Being fast is more important than being wrong

Fundamentally, running an A/B test is a risk mitigation strategy. An A/B test can substantially reduce the risk that the team will invest a lot of time and energy into building something that users don't need and/or has a neutral or even negative impact on key business metrics like revenue.

Often, when we talk about risk management for A/B test we are concerned about making the "wrong" decision. Either we choose to rollout a feature that we shouldn't have (this is called a "type 1" error or a "false positive") or we choose not to rollout a feature we should have (a "type 2" error or a "false negative"). We use statistical methods to reduce the risk of making the wrong decision because of these errors. These statistical methods don't fully remove the errors, they just limit them.

My understanding is that most of the default values used for confidence levels and statistical power were chosen in the context of high-stakes research such as experiments for testing new vaccines or cancer treatments. Digital product management is clearly a very different environment. For the vast majority of digital products, making the "wrong" decision results in some lost revenue for the business, but nobody dies!

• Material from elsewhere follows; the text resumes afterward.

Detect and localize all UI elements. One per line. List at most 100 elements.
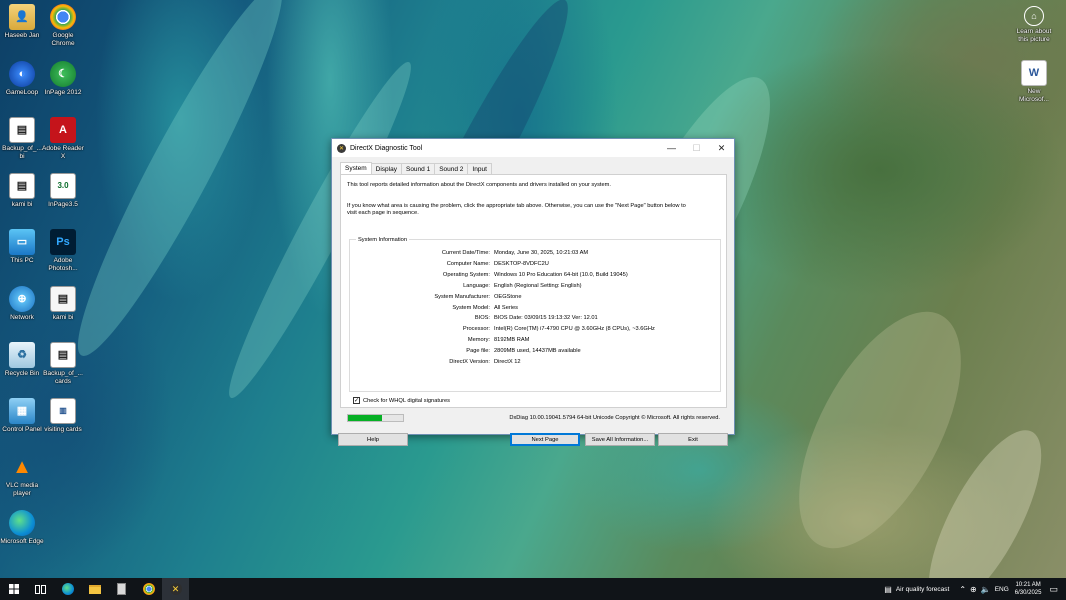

There are often-quoted studies that have shown that in organizations that tracked it, only 10-30% of ideas that they A/B tested actually resulted in a statistically significant positive impact in their outcome metric 1 2. By trying to meet the same quality standard as medical studies, one could argue that we are setting the bar too high for lower-stakes experiments on digital products. If the alternative is that we don't A/B test at all, we could assume that we would make the correct decision roughly ~30% of the time. Therefore, our A/B testing program just has to ensure we are correct more often than that. Even if we add some wiggle room to account for the cost of A/B testing, clearing an accuracy threshold of 40% accuracy is much easier to achieve than 95%. Ideally we want to get as close to 100% accuracy as is feasible, however, the closer we try to get to that goal, the longer it takes to run experiments. The relationship is non-linear, so going from 30% to 40% accuracy has a much smaller impact on velocity than going from 95% to 99%. Businesses that aimed for 99% accuracy would release many fewer changes than a business that was comfortable being "wrong" 50% of the time.

This same argument can be made when considering interaction effects, proxy metrics, novelty effects, and other quality issues that A/B tests can face. We don't need to be 100% accurate, we just need to accrue as much value as quickly as possible.

Being fast is more important than being wrong.

  1. In 2009 Ronny Kohavi stated that Microsoft only saw ~30% of their experiments produce statistically significant positive results. Kohavi, Ronny, et al. "Online experimentation at Microsoft." Data Mining Case Studies 11.2009 (2009): 39. 

  2. "At, only about 10% of experiments generate positive results" Building a Culture of Experimentation Harvard Business Review March-April 2020. Retrieved 2023-04-01.